Ahmut Ertegun, the founder of Atlantic Records, died yesterday in New York City at age 83. Ertegun built his small record label into a powerhouse with acts such as Ray Charles, Aretha Franklin, and the Rolling Stones. In fact, he slipped into a coma after a fall backstage at the Beacon Theater just prior to a Stones performance at the end of October, the New York Times obituary reports today.
"Along with a partner, Herb Abramson, Mr. Ertegun founded Atlantic Records in 1947 in an office in a derelict hotel on West 56th Street in Manhattan. His initial investment of $10,000 was borrowed from his family dentist," the Times says.

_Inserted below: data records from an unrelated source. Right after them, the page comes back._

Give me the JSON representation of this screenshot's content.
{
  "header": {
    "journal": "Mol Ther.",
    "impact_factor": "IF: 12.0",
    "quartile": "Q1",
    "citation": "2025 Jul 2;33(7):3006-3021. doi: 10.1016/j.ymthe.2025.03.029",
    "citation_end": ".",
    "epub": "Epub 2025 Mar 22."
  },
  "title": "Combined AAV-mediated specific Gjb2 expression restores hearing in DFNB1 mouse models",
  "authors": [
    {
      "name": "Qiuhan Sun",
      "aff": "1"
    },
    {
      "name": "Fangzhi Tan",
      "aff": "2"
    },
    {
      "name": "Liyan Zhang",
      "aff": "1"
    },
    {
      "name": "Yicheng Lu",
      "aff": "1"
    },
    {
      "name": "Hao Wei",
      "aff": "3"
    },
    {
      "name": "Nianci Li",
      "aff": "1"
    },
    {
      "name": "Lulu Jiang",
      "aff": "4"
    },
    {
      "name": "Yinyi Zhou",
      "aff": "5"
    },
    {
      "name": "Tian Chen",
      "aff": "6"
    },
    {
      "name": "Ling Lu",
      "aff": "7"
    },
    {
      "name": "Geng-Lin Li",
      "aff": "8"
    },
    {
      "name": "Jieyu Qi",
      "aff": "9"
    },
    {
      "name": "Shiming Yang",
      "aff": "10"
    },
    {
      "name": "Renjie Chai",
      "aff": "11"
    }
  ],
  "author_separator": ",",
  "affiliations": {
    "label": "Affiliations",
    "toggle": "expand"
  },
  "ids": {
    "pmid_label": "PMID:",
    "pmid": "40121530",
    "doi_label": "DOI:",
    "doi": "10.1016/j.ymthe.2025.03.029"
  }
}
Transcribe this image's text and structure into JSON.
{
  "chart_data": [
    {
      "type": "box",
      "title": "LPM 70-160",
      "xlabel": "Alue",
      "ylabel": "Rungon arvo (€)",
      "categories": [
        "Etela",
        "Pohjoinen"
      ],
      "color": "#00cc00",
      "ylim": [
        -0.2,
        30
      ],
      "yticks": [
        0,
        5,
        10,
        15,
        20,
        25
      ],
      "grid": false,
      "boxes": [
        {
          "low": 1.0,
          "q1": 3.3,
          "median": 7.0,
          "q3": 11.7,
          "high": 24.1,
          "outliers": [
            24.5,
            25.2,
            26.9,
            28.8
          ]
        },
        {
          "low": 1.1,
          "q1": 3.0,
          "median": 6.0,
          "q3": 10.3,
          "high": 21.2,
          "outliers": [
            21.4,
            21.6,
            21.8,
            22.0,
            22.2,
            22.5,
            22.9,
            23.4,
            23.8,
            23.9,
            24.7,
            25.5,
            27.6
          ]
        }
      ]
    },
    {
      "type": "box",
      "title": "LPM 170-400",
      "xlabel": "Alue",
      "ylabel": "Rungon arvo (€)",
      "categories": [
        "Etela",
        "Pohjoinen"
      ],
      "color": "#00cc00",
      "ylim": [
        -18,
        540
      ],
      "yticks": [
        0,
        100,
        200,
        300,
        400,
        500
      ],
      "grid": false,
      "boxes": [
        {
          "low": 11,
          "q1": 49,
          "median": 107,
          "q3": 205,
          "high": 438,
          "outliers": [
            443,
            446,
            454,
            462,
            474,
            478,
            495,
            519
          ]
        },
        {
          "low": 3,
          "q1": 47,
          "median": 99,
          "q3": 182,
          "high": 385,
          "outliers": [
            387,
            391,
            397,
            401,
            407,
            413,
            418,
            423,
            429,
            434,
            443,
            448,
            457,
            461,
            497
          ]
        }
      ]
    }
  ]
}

Ertegun was portrayed by the actor Curtis Armstrong in the movie Ray. He also appeared in the recent documentary Once in a Lifetime, which was about another of his entrepreneurial ventures, the New York City Cosmos soccer team. The film isn't business oriented per se, but there's a lot of interesting stuff in it about how Ertegun and his partners came up with a plan for marketing a sport that few Americans knew or cared about, how they recruited star players from all over the world, and how they managed (or didn't manage, as the case may be) to handle the outsized egos of some of their top players.
Ertegun, who was Turkish, also cofounded the Rock and Roll Hall of Fame, and remained at the helm of his record label well into the 1990s. His company "remained one of the only record labels of the 1940s to survive the multibillion-dollar mergers and acquisitions of the 1990s in more than name only," the Times notes, "with its founder still in charge."